Last February, the investment fund CRF I sued Banco Nacional de Cuba before the High Court of Justice in London for a debt of 72 million euros. Faced with the possibility of an unfavorable ruling, which was confirmed on April 4 when the British court partially agreed with the creditor, Havana decided not to venture to lend the sorollas, most of them illegally confiscated by Castro after 1959. This is the ” international situation” which, according to Amoraga, spoiled the party for the Valencian government.

It is estimated that Cuba keeps the third most important collection of sorollas in the world, after Spain and New York. From 1920, collectors, millionaires and cultural institutions were acquiring them, sometimes from the artist himself. In the museum’s Universal Art Building, a formidable palace located on the Paseo del Prado in Havana, you can admire Valencian fisherwomen (1908), going to sea (1908) or Summer (1904), perhaps the most valuable of Sorolla’s paintings on the island and, without a doubt, the one most integrated into the visual memory of Cubans.

By 1950, almost all of Cuba’s sorollas were owned by sugar magnates, the Lobo, Cintas, and Fanjul Gómez-Mena families, whose names do not appear in Havana catalogues. There is also no talk of theft -disguised as transfer to the socialist State – carried out by the Ministry of Recovery of Misappropriated Assets after the triumph of the Revolution.

'Elena entre rosas' (1907), 76 x 118 cm, in the Spanish Art Room of the Universal Art Building.  (National museum of fine arts)

The Fanjuls –related by marriage to the Gómez-Menas–, who went into exile in the United States and there rebuilt their fortune, had hidden several paintings behind a purpose-built wall in their mansion in El Vedado. The revolutionary government turned the property into a Museum of Decorative Arts and took over all its masterpieces, including the hidden ones. Many of them were auctioned off at prestigious houses, such as the British Sotheby’s, or ended up in the hands of Castro’s leaders and associates.

When at the end of the nineties the businessman José Fanjul discovered that Port of Malaga (1910) –one of his family’s sorollas– had been sold in London, he assembled a team to identify the buyer. Sotheby’s washed its hands and tried to get away with the investigation, but the alert reached Havana. The Fanjuls, concerned that Castro would sell the works seized from his family to get out of the economic quagmire the fall of the Soviet Union had put him in, launched several international lawsuits to curb organized art trafficking on the island. The Cintas Foundation did the same in 1995, when it learned that two sorollas by Cuban magnate Oscar Cintas were for sale at Sotheby’s.

The investigations of the former owners of the paintings brought to light an intricate network of dealers, peddlers, curators, spies and agents of the regime. In 2009, when Havana discreetly lent two sorollas to the Prado Museum –one of them was Summer–, the Fanjul once again launched into judicial combat. Protected by the Helms-Burton Act, which penalizes the trafficking of goods expropriated by Castro, they sued the museum. However, they were unable to recover the pieces.

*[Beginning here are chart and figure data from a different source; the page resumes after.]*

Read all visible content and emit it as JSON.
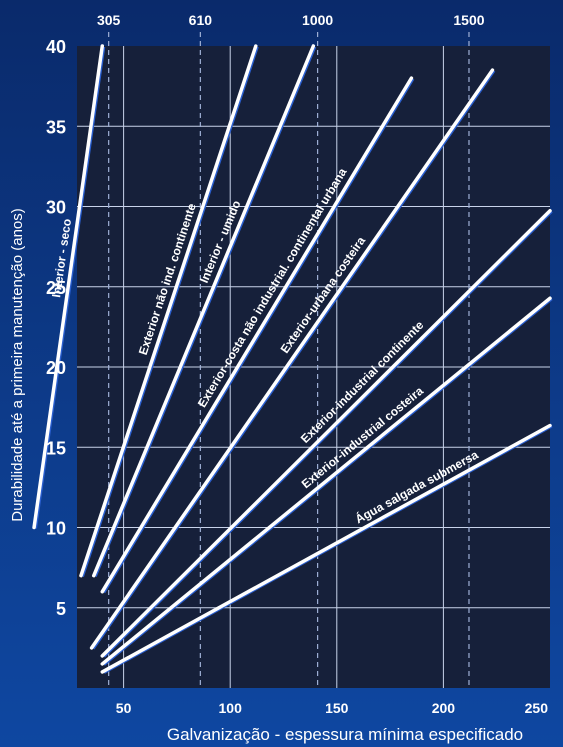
{
  "chart_data": {
    "type": "line",
    "title": "",
    "xlabel": "Galvanização - espessura mínima especificado",
    "ylabel": "Durabilidade até a primeira manutenção (anos)",
    "xlim": [
      0,
      250
    ],
    "ylim": [
      0,
      40
    ],
    "x_ticks": [
      {
        "value": 50,
        "label": "50"
      },
      {
        "value": 100,
        "label": "100"
      },
      {
        "value": 150,
        "label": "150"
      },
      {
        "value": 200,
        "label": "200"
      },
      {
        "value": 250,
        "label": "250"
      }
    ],
    "y_ticks": [
      {
        "value": 5,
        "label": "5"
      },
      {
        "value": 10,
        "label": "10"
      },
      {
        "value": 15,
        "label": "15"
      },
      {
        "value": 20,
        "label": "20"
      },
      {
        "value": 25,
        "label": "25"
      },
      {
        "value": 30,
        "label": "30"
      },
      {
        "value": 35,
        "label": "35"
      },
      {
        "value": 40,
        "label": "40"
      }
    ],
    "secondary_x_ticks": [
      {
        "value": 43,
        "label": "305"
      },
      {
        "value": 86,
        "label": "610"
      },
      {
        "value": 141,
        "label": "1000"
      },
      {
        "value": 212,
        "label": "1500"
      }
    ],
    "grid": true,
    "series": [
      {
        "name": "Interior - seco",
        "x": [
          8,
          40
        ],
        "y": [
          10,
          40
        ]
      },
      {
        "name": "Exterior não ind. continente",
        "x": [
          30,
          112
        ],
        "y": [
          7,
          40
        ]
      },
      {
        "name": "Interior - umido",
        "x": [
          36,
          139
        ],
        "y": [
          7,
          40
        ]
      },
      {
        "name": "Exterior-costa não industrial. continental urbana",
        "x": [
          40,
          185
        ],
        "y": [
          6,
          38
        ]
      },
      {
        "name": "Exterior-urbana costeira",
        "x": [
          35,
          223
        ],
        "y": [
          2.5,
          38.5
        ]
      },
      {
        "name": "Exterior-industrial continente",
        "x": [
          40,
          252
        ],
        "y": [
          2,
          30
        ]
      },
      {
        "name": "Exterior-industrial costeira",
        "x": [
          40,
          252
        ],
        "y": [
          1.5,
          24.5
        ]
      },
      {
        "name": "Água salgada submersa",
        "x": [
          40,
          252
        ],
        "y": [
          1,
          16.5
        ]
      }
    ]
  }
}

The intransigence of Fidel’s political heirs, the fracture of power in anticipation of the death of Raúl Castro, who will turn 92 in June, and the debacle of the national economy further distance the happy ending that the Valencian authorities have been waiting for since 2016. With these precedents and the media attention on the Sorolla Year, it is unlikely that the painter will be able to evade his kidnapping in Havana.